I ought to have done that all along. But the flesh is strong, and our natural inclination is sometimes to pull others down and promote ourselves. We’ve got to fight it. We have to measure our words, for the sake of our service to God. For, as the Lord told us, “By your words you will be justified, and by your words you will be condemned.”

Building Up

My thought here is that we should really watch what we say … especially in regard to the church. The Lord’s people are still flawed human beings, and their flaws will invite our acerbic comments all the time. Or perhaps there will be those who love the rumor mill and the dissemination of scandal under the banner of “concern”. (And by the way, it doesn’t make it better if you turn it into a “prayer request”.)

The Church is besieged and beleaguered today. It’s hard for sincere spirituality to survive our toxic secular ethos, with its consumerism, its rampant pornography, its empty distractions and its callous disregard for God. We need all the encouragement we can get.

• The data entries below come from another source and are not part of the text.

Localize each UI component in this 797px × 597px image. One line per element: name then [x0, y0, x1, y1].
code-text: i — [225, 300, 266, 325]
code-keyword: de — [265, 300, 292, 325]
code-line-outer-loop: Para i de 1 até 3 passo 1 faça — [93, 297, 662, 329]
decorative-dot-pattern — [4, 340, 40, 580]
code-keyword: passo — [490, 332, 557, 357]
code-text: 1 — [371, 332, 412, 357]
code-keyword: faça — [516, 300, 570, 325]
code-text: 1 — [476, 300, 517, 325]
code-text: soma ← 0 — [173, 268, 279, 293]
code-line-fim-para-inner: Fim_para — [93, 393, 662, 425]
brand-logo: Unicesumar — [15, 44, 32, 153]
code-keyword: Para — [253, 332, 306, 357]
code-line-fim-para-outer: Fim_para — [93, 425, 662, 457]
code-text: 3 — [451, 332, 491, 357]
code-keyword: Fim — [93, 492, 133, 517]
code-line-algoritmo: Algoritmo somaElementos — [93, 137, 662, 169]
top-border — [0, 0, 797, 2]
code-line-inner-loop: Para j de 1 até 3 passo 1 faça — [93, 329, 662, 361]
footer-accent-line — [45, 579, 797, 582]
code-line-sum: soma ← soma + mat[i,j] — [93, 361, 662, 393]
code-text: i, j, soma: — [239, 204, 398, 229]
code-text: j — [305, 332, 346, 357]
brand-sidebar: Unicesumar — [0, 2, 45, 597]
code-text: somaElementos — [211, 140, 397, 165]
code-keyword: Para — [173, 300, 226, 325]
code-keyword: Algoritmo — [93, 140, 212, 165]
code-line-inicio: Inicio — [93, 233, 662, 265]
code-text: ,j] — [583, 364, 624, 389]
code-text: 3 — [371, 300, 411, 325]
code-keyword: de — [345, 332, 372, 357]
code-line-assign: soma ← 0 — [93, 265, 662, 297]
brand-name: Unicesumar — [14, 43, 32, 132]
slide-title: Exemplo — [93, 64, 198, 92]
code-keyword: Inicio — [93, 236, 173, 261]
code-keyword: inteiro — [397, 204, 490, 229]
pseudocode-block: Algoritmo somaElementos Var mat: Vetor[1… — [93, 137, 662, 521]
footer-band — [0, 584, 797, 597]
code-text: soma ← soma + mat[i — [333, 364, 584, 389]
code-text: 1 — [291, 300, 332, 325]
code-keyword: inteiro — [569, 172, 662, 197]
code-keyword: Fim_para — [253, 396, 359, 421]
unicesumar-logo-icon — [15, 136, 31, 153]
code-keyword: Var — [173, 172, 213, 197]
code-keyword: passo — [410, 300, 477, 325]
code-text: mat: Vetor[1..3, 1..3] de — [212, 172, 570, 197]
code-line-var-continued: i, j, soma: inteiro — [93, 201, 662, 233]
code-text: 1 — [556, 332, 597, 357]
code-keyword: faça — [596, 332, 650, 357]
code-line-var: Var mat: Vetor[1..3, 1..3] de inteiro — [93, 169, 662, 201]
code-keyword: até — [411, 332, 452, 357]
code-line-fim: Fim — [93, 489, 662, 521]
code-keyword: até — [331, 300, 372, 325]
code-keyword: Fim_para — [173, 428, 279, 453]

What we do with the tongue will have a lot to do with how things go. May I humbly suggest that we use our words to build each other up, not tear each other down? I’m not suggesting we ignore problems, or even fail to identify faults in people or in our congregations when that’s essential — reform depends on it. But I do really think some sober second thought is in order when it comes to our tendency to leave the positives unspoken and to maximize the negatives.

Too Quick

Maybe we should ask ourselves, “Is it really necessary for me to speak here?” Or perhaps, “Is there really any merit in pointing out these flaws?” Or maybe we should ask, “Where can I find some positives to emphasize, so that my conversation, my relationships and my whole life don’t become characterized by negatives?” Or maybe, “Have I done enough good with what I’ve said to justify offering a bit of criticism at this particular moment?”

We’ve all got tongues. And every tongue is too quick. So the Lord reminds us that “If a man (or woman) does not bridle his tongue, he deceives his own heart, and his religion is useless.”

So if life and death are in the tongue, why not choose life?

Now, that puts our job in perspective, doesn’t it?

1 comment :

  1. Amen. As someone in my 80th year, this one of the things that I often lie awake at night over. I can look back many years to times when I have spoken too quickly (and/or glibly) and realized that once the words have been uttered, they can't be called back.